Durante un tiempo he saltado a la yugular cada vez que alguien criticaba mi forma de criar y educar a mis hijos. Desde comentarios dirigidos a dar el pecho a mi hijo de 4 años hasta los que juzgaban la forma de resolver una mentira de mi hija, hacían que me posicionara ante el enemigo enseñando uñas y dientes para protegerme a mí y a mis crías del impacto negativo que generaban esos mensajes.

Sin embargo, descubrir el motivo real que activaba esa forma de reaccionar ante las críticas y los juicios, hizo posible cambiar y que empezara a vivir esas situaciones con una seguridad y confianza que, una vez probada, ya no he querido soltar para nada.

Esta forma de reaccionar que yo tenía me convirtió en una persona que solía estar a la defensiva cuando me relacionaba con las personas que hacían estos comentarios. Muy a mi pesar, formaban parte de mi entorno habitual y trataba con ellas a menudo. Así que estaba en este estado de alerta con frecuencia y me sentía agotada. Ahora que lo veo desde la lejanía, me doy cuenta de que tenía instalado en mí un enfado constante con el mundo.

¿Y cuál es ese botón que hace que se active nuestra ira?

Para responder a esta pregunta es necesario comprender que la ira es un sentimiento que tiene una función específica que nos ha ayudado a sobrevivir a lo largo de nuestra historia. La ira se activa cuando hay algo o alguien que impide que nosotras podamos satisfacer alguna de nuestras necesidades universales. Si esto ocurre, ese botón se enciende para protegernos y eliminar con nuestras acciones las barreras que obstaculizan nuestro objetivo.

Traducido al contexto de la crianza, nuestra necesidad es la de elegir con libertad cómo educamos a nuestros hijos. Y vivimos como barrera que impide que podamos alcanzar esa meta la crítica o el juicio que expresan las personas de nuestro entorno.

¿Pero eso es realmente así? ¿De verdad tienen ese poder?

Mi respuesta es no. Por supuesto que no.

Ahora que ya conoces el origen y la función de esa ira que en ocasiones te invade, te va a resultar más sencillo realizar pequeños cambios que van a dar resultados muy significativos. Llegados a este punto te voy a proponer que afrontes estas situaciones desde otra perspectiva.

En primer lugar, cuando empieces a notar que te invade la ira, dale las gracias. Ella es la que te va a ayudar a comprender que hay algo importante en ti que quieres proteger. ¿No es maravilloso que te pueda avisar? Dale suficiente espacio en tu interior para asimilar el mensaje que quiere transmitirte y decidir de forma consciente cómo quieres darle respuesta.

Después, hazte las siguientes preguntas:

¿A quién le vas a dar el poder de tomar tus propias decisiones para poder elegir libremente cómo educar a tu hija o hijo?

¿Qué estás dispuesta a hacer para dar respuesta a esa necesidad que se ha visto vulnerada al recibir la crítica o juicio?

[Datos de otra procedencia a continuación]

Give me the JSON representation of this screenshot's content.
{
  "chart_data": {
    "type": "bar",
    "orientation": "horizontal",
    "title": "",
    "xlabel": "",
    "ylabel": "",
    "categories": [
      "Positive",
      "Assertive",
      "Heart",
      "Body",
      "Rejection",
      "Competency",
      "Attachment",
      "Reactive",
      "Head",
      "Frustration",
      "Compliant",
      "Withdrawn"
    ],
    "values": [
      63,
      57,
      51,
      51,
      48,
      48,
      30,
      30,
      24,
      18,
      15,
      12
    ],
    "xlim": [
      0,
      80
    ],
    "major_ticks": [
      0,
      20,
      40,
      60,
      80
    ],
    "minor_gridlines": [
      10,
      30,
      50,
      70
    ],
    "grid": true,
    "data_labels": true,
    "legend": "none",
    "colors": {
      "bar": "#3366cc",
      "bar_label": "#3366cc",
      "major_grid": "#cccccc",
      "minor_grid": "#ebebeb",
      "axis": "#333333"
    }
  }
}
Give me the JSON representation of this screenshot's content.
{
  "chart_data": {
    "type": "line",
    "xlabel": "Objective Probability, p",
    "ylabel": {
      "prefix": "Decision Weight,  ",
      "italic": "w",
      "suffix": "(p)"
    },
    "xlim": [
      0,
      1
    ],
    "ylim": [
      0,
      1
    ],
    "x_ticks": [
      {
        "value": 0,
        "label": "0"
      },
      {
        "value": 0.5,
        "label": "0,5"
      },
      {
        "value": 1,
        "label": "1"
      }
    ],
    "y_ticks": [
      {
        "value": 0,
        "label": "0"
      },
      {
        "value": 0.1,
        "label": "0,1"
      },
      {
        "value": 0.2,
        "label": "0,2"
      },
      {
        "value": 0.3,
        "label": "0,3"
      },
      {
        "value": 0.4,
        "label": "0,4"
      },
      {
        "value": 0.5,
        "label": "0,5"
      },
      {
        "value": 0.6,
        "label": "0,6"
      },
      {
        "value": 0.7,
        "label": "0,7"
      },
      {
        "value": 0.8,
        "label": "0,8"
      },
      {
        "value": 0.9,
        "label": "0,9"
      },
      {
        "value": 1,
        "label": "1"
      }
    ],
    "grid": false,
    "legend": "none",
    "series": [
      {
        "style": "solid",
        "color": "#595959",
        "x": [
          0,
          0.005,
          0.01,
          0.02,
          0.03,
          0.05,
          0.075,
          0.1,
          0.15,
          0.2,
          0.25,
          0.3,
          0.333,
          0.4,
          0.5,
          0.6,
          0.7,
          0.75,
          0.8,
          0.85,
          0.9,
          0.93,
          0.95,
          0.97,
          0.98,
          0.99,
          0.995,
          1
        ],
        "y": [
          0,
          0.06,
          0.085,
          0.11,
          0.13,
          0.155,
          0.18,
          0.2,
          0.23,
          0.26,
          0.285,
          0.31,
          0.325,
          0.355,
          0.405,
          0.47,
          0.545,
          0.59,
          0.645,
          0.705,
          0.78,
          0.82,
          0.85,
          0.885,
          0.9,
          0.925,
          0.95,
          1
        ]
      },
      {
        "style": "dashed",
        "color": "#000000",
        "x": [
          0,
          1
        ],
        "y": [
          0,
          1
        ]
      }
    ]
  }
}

Como ves, te invito a que pongas en practica la teoría. Porque, en realidad, es cuando vas a ver qué ocurre al vivir estas experiencias desde nuestro interior.

Y esta es la idea que quiero transmitir en el taller “No pisar. Cómo poner límites a las personas que nos rodean”, puesto que durante las 2 horas que va a durar, vas a descubrir cómo, realizando pequeños cambios, puedes empezar a vivir estas situaciones con la calma, seguridad y aplomo que te mereces.

Porque estar constantemente enfadada con el mundo te aseguro que no es nada agradable.